О, Клеман, эти строки будут вспоминать, может быть, не один десяток лет, и тебе еще не раз встретятся девушки, которые будут говорить твоими словами, они легко отдадутся тебе, в их страсти будут отголоски твоих воззваний, твоих мыслей, твоего гнева, тобою творимой истории; чьи-то руки будут сдирать эти бумаги со стен, ревниво заклеивать новыми, своими; кого-нибудь из твоих друзей собьют с ног, и пачка разлетится, вслед бумагам понесется отчаянный вопль скрученного бунтаря, которого сфотографирует журналист, фотографию поместят в Le Monde, Figaro, Daily Telegraph, Time; подхваченные ветром, листовки разлетятся по городу, разойдутся по рукам, упадут в Сену, поплывут, поплывут и будут так плыть не один день, не одну неделю, на улицах все закончится, а те еще долго будут липнуть к бортам и днищам лодок и катеров… Что станет с твоими мыслями, Клеман? Куда они уйдут – твое негодование, твой протест, твоя революция? Кто-то свернет из них голубка, кто-то спалит их в костре, пеплом они вознесутся к небесам, упадут на город черными каплями дождя – их не только прочтут, их вдохнут вместе с дымом, их выпьют вместе с водой. Клеман, ты сольешься с миллионами!
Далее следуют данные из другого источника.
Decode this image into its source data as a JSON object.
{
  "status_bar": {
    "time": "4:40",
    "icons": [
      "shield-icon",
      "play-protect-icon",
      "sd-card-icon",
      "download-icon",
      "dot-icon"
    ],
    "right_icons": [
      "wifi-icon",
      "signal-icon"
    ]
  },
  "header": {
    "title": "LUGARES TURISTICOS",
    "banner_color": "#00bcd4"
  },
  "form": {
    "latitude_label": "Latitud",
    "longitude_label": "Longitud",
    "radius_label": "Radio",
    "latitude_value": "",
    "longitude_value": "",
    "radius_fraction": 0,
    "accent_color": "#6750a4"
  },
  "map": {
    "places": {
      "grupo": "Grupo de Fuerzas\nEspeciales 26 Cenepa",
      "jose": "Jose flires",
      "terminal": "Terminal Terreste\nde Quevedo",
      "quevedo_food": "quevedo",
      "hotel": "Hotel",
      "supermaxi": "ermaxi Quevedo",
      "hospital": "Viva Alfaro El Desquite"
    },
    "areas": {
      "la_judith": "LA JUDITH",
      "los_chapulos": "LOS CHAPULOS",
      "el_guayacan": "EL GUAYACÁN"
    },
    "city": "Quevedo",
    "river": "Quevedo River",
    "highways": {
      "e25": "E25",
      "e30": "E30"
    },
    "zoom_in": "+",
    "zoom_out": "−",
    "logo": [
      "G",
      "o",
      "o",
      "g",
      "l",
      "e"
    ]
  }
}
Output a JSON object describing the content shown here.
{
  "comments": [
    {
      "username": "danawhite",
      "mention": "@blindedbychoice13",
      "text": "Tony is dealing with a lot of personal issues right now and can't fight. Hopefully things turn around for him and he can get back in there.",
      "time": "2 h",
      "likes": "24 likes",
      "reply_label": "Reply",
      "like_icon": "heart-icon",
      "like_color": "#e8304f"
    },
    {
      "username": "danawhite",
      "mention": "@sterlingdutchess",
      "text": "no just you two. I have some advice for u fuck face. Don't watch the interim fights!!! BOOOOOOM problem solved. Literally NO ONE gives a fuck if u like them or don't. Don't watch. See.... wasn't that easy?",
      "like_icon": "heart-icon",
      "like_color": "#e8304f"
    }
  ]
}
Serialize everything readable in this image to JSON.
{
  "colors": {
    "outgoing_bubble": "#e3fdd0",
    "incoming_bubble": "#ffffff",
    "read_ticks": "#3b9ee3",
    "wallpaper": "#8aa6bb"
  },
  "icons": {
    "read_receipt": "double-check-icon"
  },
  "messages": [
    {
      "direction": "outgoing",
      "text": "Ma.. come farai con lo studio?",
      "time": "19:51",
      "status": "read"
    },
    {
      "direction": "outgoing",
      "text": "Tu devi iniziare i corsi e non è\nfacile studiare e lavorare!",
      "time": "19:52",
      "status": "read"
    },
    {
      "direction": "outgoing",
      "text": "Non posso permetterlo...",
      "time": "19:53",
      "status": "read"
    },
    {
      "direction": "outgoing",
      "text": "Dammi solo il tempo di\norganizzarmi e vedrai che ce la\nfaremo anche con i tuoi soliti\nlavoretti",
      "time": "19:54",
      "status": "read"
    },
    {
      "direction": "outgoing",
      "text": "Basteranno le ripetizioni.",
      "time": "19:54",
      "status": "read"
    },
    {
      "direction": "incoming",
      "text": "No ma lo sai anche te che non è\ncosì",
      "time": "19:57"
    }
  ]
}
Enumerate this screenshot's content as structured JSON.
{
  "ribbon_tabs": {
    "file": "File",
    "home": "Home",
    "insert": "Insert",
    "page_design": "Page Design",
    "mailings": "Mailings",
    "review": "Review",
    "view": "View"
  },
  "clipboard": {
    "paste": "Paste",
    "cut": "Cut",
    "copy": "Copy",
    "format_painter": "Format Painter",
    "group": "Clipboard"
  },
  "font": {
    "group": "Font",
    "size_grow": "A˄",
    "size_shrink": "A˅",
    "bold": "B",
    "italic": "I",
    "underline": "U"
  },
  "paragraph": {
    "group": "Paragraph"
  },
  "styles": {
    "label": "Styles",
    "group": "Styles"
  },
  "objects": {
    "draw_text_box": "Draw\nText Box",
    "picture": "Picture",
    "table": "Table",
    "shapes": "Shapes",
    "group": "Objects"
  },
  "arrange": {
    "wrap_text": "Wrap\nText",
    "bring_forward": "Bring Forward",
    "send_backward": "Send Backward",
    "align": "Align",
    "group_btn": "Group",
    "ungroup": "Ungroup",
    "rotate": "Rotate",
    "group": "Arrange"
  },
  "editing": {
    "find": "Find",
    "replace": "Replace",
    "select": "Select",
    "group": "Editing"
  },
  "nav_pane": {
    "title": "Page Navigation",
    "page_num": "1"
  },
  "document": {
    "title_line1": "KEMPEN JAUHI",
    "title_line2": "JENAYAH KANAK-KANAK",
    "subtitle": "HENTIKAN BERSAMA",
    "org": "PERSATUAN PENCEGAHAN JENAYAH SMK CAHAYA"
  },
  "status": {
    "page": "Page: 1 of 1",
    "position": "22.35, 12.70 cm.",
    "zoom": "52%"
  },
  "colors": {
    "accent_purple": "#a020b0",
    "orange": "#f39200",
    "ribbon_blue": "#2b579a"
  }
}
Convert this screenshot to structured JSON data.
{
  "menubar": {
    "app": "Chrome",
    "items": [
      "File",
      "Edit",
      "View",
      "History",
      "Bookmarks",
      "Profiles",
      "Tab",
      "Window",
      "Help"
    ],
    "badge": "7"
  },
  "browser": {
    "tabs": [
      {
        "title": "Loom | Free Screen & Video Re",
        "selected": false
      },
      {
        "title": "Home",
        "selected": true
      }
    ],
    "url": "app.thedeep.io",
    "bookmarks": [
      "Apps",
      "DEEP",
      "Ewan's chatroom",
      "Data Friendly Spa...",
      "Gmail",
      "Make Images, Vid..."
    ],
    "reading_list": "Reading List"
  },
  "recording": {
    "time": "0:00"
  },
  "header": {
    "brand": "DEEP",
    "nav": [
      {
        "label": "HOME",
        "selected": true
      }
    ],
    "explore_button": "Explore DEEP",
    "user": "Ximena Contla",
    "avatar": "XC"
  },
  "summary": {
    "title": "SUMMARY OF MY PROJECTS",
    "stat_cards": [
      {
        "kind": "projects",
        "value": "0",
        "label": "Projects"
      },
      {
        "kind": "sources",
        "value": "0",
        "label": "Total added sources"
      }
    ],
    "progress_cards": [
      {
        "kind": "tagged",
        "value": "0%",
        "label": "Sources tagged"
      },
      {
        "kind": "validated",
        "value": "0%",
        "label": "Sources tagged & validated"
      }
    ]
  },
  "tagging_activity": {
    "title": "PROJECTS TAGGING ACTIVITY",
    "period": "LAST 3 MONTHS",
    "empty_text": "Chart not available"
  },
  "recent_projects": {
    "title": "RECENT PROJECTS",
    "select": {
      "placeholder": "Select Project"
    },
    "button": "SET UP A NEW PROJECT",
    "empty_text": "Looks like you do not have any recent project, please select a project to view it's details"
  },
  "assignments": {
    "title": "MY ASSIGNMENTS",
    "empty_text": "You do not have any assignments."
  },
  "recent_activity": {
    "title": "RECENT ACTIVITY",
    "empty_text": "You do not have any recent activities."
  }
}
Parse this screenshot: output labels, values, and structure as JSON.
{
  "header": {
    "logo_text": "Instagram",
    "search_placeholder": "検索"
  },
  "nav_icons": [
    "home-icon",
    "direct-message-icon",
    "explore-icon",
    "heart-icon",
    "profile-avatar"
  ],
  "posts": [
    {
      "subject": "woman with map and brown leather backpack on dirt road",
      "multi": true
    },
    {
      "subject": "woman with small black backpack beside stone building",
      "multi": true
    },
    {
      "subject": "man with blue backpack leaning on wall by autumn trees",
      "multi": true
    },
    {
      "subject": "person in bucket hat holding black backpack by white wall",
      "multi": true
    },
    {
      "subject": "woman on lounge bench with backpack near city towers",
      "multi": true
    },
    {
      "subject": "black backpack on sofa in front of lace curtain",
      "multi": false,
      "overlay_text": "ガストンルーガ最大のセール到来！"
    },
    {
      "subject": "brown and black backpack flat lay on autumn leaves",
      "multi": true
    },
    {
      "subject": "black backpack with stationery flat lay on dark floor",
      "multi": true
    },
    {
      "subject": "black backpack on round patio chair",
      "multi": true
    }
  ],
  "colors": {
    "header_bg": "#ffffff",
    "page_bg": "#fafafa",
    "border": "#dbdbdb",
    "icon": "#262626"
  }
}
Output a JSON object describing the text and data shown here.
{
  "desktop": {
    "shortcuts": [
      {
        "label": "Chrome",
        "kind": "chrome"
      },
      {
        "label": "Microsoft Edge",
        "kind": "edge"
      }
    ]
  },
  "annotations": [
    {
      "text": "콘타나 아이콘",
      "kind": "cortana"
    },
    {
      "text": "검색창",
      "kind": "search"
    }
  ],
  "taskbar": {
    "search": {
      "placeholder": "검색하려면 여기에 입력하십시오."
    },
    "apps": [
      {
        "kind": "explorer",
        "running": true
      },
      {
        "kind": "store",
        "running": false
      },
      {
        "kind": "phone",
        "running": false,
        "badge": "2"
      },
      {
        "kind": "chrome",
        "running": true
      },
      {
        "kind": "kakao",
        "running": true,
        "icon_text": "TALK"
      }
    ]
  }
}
Я записывал на магнитофон его речи, а потом прослушивал; иногда забывал магнитофон в гостиной, перед сном слушал, курил, чесал мою ногу, забравшись под гипс карандашом, и слушал… звуки комнаты, шумы, доносившиеся с улицы, пустое, шаги, поскрипывание половиц, и вдруг – посреди этих таинственных и вполне самодостаточных звуков – Альфред играет на клавесине, слушаю, перематываю бестолковый наш разговор о моей ноге, о его голове, слышу, как Альфред уговаривает Клемана не уходить, хлопает дверь, Альфред громко вздыхает, снова долгая тишина, перематываю, слушаю наш разговор о свободе и ограничении свободы – перематываю: громыхая костылями, я ухожу из комнаты, вздох, шаги Альфреда, шуршание коробка, чиркнула спичка, он курит и читает стихи на немецком, жаль, немецкого я не знаю, по ритму похоже на детскую считалку – забавно, наивно, дурашливо…
Другая бобина – Клеман: «…выбросить телевизор! В нем поселился де Голль! Построить баррикаду из телевизоров. Телевизор годится только для того, чтобы его выкинули в окно…»
Клеман вбивает слова, как гвозди, – сила, страсть. В нем живет несколько ветров. Он развевается, как знамя. Делаю погромче: «…менять общество начиная с семьи! Сломать семью! Эта система устарела. Государство ни на что не годится. Государство – это ржавый танк, который больше не едет. Все! Государство стоит. Оно препятствует развитию человека. Границы – сломать. Не надо их резать как ленточки. Ломать без жалости! Революция не должна ограничиться Францией и Италией. Я с нетерпением жду новостей из Соединенных Штатов. Надеюсь, они там дадут полицейским прикурить. Революция должна охватить весь мир! Мы должны построить общество нового типа!»
Его голос звенит, как тетива.
«…язык не имеет границ; язык выводит за пределы органической природы; благодаря языку человек обретает бессмертие, выходит за рамки времени…»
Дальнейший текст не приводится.